What ensued is now aviation history. Fog rolled in. The KLM’s Dutch pilot misunderstood orders from the control tower. The Pan Am pilot, sent down the same runway shortly after and told to temporarily detour at an exit along the way so the KLM could have a clear run at the takeoff, missed the exit and kept taxiing toward the KLM. Neither could see each other in the fog. Nor could the control tower personnel see either plane. The KLM roared down the runway and the pilots didn’t spot each other until they were about 1,000 yards apart. Think of the distance as two par-5s. Geiberger remembers getting a call from a Santa Barbara neighbor, Ann Oosterhuis, whose husband, Peter, was a fellow pro also playing in the Greater Greensboro Open.

“She told me there had been a horrible crash,” Geiberger says, his mind traveling back to that horrible call.
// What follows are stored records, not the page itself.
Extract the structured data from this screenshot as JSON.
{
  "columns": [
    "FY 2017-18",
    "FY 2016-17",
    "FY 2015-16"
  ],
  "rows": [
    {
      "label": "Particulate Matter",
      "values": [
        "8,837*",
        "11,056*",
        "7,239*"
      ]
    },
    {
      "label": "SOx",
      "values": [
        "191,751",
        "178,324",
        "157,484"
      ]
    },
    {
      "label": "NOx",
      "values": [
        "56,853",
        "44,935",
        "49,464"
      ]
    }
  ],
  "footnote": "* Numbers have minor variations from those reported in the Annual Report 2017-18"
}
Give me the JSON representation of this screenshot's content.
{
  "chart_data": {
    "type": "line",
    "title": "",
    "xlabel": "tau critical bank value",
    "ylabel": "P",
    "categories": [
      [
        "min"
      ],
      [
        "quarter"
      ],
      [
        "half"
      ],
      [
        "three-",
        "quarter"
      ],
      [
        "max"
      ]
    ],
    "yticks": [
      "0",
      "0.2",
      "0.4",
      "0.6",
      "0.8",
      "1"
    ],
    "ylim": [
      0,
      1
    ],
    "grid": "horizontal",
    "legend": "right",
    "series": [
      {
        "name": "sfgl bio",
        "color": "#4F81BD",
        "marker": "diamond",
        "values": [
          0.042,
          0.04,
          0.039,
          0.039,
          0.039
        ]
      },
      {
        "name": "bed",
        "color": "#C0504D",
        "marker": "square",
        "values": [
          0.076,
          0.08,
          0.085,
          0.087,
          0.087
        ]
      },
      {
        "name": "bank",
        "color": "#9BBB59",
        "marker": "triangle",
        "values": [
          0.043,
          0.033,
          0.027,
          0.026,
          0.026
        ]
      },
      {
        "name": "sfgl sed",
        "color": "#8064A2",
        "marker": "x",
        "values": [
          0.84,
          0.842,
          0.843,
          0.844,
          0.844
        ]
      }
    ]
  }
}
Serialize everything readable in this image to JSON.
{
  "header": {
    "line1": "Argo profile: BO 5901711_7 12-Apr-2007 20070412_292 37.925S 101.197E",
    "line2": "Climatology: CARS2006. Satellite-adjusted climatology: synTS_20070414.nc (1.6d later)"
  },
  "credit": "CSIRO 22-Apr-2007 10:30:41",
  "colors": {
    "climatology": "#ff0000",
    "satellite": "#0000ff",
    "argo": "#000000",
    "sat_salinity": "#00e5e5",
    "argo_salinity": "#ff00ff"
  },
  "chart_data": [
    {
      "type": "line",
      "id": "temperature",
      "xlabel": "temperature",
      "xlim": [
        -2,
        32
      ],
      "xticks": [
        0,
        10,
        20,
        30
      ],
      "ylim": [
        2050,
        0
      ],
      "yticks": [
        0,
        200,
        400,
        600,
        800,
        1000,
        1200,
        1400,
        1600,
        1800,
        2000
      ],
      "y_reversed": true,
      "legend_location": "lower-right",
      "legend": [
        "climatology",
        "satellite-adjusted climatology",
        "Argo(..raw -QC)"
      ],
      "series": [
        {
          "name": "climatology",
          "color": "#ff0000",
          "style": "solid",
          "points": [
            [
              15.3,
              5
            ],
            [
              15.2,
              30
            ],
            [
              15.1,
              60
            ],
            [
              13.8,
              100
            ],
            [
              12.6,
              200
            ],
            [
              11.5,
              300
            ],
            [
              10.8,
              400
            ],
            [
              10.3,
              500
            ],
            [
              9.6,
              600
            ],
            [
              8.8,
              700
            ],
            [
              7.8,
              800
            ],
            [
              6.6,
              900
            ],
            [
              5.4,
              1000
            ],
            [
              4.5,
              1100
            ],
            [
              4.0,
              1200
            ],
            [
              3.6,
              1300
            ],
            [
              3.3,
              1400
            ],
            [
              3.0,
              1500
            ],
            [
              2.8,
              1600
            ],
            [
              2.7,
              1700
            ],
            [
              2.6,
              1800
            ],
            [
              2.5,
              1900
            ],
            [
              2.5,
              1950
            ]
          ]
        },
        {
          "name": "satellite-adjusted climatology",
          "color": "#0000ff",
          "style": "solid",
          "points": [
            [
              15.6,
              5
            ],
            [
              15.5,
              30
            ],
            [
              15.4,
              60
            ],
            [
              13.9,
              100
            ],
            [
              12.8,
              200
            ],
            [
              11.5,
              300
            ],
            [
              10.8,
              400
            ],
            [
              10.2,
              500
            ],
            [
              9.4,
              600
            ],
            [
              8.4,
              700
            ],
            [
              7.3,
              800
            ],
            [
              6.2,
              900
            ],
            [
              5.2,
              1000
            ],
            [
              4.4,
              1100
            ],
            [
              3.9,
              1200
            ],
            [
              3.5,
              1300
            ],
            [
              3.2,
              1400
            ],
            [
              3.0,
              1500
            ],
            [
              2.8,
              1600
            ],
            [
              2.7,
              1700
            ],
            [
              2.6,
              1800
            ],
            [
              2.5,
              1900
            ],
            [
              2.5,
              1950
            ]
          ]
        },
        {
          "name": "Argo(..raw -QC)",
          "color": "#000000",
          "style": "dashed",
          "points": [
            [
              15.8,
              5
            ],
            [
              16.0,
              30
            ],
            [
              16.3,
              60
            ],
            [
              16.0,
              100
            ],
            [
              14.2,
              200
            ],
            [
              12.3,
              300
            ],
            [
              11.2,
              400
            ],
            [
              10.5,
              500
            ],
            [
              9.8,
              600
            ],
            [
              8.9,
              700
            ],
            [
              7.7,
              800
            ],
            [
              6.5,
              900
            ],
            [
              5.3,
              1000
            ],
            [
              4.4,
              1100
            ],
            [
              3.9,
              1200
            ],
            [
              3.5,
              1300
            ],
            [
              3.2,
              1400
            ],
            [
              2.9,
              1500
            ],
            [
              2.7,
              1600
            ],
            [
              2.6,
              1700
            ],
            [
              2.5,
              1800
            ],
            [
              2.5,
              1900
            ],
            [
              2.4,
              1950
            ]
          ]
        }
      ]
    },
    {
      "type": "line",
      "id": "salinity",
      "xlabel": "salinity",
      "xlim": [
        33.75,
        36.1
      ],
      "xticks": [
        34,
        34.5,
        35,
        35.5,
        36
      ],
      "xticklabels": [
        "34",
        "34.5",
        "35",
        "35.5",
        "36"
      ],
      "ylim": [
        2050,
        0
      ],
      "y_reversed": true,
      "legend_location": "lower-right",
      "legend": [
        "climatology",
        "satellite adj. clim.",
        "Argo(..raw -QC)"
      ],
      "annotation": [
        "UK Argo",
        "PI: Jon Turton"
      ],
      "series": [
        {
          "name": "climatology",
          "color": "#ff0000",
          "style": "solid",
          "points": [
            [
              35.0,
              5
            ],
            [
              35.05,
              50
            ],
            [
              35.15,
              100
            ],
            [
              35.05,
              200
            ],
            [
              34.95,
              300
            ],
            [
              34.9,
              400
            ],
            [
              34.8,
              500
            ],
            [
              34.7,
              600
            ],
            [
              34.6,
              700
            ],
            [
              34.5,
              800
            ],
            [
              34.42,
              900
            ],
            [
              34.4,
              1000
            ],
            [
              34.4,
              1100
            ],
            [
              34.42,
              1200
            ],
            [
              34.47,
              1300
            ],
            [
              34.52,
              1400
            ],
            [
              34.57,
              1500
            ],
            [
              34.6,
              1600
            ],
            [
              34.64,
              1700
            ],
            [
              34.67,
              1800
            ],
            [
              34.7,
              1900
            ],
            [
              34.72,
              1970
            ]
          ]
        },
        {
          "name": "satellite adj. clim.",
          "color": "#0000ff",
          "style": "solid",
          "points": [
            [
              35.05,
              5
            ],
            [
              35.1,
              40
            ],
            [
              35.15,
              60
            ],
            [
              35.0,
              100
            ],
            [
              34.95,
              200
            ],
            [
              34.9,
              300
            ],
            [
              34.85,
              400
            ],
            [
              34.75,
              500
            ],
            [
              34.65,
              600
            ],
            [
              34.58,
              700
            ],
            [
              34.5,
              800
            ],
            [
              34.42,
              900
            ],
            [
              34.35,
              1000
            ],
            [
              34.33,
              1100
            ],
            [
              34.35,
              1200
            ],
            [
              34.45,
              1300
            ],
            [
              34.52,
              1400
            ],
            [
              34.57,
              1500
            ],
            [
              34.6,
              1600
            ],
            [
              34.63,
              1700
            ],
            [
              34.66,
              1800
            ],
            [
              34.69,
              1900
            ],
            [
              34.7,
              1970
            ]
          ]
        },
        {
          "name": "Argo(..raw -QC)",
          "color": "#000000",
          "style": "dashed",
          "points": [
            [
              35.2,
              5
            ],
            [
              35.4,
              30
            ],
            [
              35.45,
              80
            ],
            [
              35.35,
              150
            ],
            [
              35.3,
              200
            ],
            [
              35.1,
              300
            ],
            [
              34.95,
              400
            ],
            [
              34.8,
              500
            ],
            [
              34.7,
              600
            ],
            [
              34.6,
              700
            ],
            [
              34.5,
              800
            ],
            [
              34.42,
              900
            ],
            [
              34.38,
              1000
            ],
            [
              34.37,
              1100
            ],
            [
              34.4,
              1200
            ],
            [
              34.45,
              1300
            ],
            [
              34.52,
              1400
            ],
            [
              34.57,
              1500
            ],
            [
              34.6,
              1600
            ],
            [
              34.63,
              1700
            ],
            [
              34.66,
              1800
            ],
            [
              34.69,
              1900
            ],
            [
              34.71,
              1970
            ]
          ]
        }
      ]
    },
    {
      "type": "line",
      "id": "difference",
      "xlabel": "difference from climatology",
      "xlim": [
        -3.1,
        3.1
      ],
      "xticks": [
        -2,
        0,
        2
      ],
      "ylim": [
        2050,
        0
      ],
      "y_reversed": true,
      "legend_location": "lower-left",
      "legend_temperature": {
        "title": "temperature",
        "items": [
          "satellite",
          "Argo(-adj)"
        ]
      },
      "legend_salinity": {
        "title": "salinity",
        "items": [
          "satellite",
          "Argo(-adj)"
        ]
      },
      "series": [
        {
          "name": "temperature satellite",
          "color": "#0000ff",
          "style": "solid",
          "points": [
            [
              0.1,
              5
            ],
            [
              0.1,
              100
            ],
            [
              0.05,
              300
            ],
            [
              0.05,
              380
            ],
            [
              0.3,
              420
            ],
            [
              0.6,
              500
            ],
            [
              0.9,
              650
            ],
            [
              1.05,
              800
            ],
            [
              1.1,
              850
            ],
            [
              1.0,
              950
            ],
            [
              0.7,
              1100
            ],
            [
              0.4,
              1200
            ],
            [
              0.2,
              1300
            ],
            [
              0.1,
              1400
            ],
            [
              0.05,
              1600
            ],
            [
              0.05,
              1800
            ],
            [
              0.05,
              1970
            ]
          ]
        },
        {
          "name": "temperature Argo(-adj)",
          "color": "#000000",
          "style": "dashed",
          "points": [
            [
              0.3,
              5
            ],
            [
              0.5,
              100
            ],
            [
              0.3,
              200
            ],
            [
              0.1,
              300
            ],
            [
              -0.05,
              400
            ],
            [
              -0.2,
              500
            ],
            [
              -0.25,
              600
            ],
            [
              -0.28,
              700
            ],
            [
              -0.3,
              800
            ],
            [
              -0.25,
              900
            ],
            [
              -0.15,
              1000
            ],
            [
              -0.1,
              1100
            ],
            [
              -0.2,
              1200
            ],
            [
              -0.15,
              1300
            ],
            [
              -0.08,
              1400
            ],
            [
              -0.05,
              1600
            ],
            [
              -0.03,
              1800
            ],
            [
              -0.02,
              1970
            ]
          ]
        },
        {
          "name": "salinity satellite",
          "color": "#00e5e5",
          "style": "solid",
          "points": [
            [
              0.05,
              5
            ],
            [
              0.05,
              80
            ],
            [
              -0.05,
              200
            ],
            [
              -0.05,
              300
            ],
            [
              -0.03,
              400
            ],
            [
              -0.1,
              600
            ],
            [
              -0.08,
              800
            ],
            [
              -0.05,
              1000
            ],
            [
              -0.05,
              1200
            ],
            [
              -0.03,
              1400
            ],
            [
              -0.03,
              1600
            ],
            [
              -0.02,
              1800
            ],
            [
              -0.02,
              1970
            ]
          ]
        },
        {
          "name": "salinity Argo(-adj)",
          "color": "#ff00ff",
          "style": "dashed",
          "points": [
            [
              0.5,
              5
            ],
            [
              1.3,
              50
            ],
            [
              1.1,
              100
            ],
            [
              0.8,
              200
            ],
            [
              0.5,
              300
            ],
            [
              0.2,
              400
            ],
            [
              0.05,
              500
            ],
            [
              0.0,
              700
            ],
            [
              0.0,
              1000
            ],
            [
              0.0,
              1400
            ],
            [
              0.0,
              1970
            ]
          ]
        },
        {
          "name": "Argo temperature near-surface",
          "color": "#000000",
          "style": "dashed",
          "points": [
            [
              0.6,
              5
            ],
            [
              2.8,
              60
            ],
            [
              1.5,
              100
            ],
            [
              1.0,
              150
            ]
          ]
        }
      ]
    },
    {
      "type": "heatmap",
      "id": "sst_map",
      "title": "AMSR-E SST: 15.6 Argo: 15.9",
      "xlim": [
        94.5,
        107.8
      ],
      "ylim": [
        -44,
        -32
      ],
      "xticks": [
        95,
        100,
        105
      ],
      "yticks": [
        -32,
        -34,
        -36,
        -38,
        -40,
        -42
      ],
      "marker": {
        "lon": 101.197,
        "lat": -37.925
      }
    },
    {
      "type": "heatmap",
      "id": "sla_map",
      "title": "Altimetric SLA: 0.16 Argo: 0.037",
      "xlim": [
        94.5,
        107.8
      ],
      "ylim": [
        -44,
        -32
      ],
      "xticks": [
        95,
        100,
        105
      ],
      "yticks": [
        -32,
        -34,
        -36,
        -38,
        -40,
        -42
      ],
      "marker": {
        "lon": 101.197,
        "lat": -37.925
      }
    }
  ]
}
Like most in his position, Geiberger didn’t know what to do. He was 39 years old and felt 11. The word he keeps using to describe his feelings in those days was “frozen.”

“I just didn’t know what to do,” he says. “It was so far away. I kept waiting to hear that I needed to come and get the body, but that never happened.”

So he stayed in Greensboro, played in a Monday sponsor’s event because it took his mind off things, and, with no word from the Canary Islands or Pan Am as to what he was to do, simply stayed around and played in the tournament. He even made the cut, finishing eighth and winning $5,600.

He says he was criticized for playing by some of the other players. He says nobody could understand what he was feeling, nor could he.

“I was frozen,” he says.

A sudden loss is terrible. Two in a lifetime is unthinkable. Two in 11 years is beyond belief.

On Aug. 26, 1988, while Geiberger was playing in a tournament in Louisville, his 2-year-old son, Matthew, headed off on his own to a nearby community pool in Palm Springs. Mom never saw him leave. A back door that was supposed to be locked wasn’t. He waddled for two blocks, found a pool, fell in, and drowned.

Over the years, Geiberger has tried to capture in words what the loss of his child felt like. This time, he was far from frozen. He told one reporter that it was like somebody had taken a sledgehammer and hit him in the stomach. He told another that, in tournaments after that for a while, he would walk along and feel Matt tugging at his slacks.

On March 27, Geiberger will smile and remember the good times. He may even remember a certain putt, a critical fairway drive, a crucial chip shot. He won’t be frozen.

In a couple of years in August, there will a 30-year anniversary date of more pain. The sledgehammer feeling is gone now. Most likely, he will be able to manage a smile then, too.

Al Geiberger is a poster child for getting through it, for the regeneration of the human spirit. A plane crash and a swimming pool death in one lifetime would send most of us to dark rooms and even darker thoughts.

Geiberger has emerged. Long ago. Just ask him about that 59 and you’ll see.